By choosing all–natural dish detergents, you eliminate these unnecessary chemical compounds from seeping into groundwater, polluting animal and plant life, and contaminating the plates and dishes you use for food preparation and meals.

Laundry detergents are another major indoor contaminant. It is often difficult to ascertain official ingredients since many companies are not required by law to list them. Plus some claim that their formulations are confidential. Most detergents contain pertroleum-based artificial fragrances—shown to have toxic effects in animals. Which can lead to severe allergies, analphlaxis, and skin and eye irritation. These toxins contaminate our air, cling to our clothing and furniture, and leave behind an almost–indelible chemical residue. Because they may appeal to our sense of smell, we often think they must be healthy. WRONG. Artificial fragrances are chemicals and bring a plethora of health risks.
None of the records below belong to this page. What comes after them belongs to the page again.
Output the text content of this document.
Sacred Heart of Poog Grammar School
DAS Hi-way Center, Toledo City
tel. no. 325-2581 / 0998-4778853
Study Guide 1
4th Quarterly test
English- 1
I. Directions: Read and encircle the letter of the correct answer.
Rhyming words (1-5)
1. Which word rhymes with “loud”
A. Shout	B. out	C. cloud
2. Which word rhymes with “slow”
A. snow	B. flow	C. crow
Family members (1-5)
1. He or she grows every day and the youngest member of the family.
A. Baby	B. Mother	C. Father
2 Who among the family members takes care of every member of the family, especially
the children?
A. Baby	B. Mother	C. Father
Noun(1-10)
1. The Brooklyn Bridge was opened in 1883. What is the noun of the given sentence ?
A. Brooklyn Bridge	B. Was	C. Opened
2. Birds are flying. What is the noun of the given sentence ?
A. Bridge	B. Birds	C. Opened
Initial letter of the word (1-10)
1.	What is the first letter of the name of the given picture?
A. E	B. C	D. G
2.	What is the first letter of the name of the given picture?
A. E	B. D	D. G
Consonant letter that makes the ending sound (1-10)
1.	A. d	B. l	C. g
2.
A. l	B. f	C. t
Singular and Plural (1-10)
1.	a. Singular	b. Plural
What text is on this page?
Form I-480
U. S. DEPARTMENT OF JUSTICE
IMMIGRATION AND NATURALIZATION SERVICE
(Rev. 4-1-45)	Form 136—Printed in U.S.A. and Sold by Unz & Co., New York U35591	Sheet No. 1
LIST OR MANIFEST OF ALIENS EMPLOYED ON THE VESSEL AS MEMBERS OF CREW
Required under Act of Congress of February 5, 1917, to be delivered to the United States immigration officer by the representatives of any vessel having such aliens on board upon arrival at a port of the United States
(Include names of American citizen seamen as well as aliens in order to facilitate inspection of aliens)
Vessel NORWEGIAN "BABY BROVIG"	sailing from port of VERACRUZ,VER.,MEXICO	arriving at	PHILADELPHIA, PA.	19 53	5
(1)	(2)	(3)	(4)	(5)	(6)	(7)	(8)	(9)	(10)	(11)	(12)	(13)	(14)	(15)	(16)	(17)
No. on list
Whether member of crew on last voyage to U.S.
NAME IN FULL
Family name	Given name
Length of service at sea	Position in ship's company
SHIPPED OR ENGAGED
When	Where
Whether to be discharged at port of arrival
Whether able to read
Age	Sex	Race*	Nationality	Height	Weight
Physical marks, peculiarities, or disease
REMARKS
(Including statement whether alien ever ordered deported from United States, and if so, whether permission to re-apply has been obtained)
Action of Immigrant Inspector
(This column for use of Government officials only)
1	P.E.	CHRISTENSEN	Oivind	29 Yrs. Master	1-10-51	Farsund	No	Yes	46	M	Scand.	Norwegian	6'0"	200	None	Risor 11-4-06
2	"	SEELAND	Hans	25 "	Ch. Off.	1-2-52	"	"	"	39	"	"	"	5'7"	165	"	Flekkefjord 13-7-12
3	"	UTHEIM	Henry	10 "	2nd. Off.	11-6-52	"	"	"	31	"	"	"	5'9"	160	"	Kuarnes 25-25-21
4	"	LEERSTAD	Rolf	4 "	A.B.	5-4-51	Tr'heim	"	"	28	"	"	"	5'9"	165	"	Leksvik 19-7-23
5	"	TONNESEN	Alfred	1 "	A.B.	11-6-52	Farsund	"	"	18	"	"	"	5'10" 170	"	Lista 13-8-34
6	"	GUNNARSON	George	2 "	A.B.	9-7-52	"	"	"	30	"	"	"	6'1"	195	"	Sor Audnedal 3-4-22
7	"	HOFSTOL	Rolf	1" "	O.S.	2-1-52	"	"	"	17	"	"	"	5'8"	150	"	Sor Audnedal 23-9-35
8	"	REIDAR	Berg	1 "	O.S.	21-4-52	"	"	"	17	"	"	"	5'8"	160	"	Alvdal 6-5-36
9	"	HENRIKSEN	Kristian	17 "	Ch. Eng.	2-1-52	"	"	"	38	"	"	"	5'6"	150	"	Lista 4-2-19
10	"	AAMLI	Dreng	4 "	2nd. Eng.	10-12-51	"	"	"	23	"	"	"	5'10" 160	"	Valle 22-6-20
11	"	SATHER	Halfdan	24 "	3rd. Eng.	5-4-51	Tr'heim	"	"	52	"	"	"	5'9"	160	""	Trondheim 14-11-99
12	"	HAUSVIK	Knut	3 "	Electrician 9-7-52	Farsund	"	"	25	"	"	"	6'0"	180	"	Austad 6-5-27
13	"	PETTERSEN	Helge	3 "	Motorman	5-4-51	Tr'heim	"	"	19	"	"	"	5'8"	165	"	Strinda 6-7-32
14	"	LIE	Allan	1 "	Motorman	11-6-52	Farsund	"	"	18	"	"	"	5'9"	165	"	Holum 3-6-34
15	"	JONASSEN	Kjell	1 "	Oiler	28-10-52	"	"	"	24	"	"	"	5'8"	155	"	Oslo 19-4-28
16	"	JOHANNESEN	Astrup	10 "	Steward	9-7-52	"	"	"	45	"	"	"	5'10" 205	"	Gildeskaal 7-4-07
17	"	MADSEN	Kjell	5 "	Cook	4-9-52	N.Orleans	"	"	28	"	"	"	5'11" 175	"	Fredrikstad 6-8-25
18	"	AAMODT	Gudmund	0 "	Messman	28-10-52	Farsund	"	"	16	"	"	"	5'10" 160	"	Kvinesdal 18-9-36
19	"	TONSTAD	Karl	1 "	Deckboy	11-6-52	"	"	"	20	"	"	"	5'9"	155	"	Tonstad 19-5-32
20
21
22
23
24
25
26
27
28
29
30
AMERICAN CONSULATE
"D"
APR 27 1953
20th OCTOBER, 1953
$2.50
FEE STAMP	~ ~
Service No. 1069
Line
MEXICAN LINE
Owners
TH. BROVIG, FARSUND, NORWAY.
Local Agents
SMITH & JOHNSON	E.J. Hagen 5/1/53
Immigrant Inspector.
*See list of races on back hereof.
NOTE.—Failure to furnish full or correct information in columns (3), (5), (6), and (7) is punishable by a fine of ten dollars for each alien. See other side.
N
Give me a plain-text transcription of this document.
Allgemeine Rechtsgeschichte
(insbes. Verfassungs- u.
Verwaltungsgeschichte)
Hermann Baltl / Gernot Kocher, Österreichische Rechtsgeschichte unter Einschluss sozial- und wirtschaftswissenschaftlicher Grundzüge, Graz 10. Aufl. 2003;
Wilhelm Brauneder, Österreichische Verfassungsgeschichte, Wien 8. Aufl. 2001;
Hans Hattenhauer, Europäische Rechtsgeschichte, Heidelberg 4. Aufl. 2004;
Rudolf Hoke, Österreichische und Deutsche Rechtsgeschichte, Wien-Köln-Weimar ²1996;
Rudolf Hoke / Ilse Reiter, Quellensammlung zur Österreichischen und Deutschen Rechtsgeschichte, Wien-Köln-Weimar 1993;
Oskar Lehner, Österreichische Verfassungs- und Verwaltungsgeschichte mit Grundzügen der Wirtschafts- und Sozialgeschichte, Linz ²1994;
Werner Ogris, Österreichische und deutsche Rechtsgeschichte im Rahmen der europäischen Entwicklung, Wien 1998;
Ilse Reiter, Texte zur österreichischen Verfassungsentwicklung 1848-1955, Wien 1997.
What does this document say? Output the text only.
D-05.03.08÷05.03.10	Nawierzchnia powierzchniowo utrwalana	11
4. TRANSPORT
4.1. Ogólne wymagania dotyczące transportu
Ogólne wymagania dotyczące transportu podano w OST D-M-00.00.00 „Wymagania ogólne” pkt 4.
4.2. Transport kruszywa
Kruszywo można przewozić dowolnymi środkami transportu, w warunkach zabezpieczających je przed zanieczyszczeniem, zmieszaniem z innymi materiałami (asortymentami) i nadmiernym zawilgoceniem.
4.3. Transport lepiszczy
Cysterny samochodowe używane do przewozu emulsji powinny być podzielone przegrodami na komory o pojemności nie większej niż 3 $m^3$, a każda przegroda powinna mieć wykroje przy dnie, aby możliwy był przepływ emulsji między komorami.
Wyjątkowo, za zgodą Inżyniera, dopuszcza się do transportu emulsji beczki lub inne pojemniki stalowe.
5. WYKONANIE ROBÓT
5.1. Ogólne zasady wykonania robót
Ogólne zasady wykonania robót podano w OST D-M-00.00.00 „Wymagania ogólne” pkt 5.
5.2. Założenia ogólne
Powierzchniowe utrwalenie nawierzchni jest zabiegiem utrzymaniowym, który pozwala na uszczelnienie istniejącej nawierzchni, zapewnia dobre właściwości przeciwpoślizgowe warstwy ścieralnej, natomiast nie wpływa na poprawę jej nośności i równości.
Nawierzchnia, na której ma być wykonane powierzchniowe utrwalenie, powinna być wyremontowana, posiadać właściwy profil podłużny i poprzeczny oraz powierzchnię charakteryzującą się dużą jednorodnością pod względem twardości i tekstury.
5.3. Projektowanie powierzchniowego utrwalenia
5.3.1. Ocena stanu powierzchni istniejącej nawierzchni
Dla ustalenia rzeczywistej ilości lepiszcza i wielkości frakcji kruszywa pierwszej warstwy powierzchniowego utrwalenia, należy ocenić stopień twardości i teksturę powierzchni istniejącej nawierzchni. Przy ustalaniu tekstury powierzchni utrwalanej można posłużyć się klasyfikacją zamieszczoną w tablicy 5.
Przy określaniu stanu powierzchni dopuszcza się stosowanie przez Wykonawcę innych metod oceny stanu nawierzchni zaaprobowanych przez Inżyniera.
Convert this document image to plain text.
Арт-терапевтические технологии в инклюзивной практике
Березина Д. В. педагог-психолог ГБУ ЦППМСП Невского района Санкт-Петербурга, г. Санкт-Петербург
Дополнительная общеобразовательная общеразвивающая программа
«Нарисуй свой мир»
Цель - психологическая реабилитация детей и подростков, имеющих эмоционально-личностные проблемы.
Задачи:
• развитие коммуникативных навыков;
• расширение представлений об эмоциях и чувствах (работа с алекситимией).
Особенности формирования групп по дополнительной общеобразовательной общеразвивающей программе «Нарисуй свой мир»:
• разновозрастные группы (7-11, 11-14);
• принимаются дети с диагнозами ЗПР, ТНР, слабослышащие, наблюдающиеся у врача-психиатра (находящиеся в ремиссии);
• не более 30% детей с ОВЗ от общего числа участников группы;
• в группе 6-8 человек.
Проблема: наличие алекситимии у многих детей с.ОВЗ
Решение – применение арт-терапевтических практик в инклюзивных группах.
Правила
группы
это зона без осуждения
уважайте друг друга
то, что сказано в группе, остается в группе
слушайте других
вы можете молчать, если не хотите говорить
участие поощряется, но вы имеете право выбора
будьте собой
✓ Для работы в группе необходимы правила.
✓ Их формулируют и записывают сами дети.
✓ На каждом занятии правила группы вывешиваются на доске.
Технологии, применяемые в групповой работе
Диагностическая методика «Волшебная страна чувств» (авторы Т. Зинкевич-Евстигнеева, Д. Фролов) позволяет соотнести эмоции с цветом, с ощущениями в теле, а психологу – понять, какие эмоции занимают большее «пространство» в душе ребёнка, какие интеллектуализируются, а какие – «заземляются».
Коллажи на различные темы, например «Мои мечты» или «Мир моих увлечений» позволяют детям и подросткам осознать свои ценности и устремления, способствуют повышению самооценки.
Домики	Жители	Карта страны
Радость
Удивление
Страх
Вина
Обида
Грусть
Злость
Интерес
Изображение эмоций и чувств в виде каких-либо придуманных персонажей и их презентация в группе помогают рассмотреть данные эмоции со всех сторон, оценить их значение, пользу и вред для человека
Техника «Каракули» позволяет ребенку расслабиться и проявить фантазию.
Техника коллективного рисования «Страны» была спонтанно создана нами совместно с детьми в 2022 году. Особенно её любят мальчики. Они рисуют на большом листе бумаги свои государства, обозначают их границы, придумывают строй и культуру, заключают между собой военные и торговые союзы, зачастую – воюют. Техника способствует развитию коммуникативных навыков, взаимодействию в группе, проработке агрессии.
Commercial detergents also may contain alkyl benzene sulfonates or linear alkyl sodium sulfonates. These are synthetic surfactants that can release benzene into the environment, especially upon manufacturing. And, being extremely slow to biodegrade, they linger in your home and the environment.

Personal care products are also a big contributor to toxins in your environment. They can contain formaldehyde, methylene chloride, toluene, methyl ethyl ketone, and benzyl chloride. Many are considered carcinogens and carry with them numerous side effects.

One way to educate and protect yourself is to READ LABELS. If you see an ingredient you do not recognize, call the manufacturer and request an MSDS (material safety data sheet). You have a right to know what is in the products you are using! If they can't tell you what they contain, switch to a naturalbased product that lists ingredients you recognize. Common sense says that the less synthetic compounds we use, the better off we will be, especially since most of these products are placed directly on our skin—our largest bodily organ.

Then bring label reading to your cabinets and cupboards. Laundry detergent, fabric softener, furniture polish, window and glass cleaner, and bathroom cleaners are all potentially toxic products that may contain harmful chemicals. Many great companies are now supplying more wonderful and affordable non–toxic cleaners, beauty aids, cosmetics, and hair products than ever before. Buying naturally helps promote a healthy planet and a healthy you!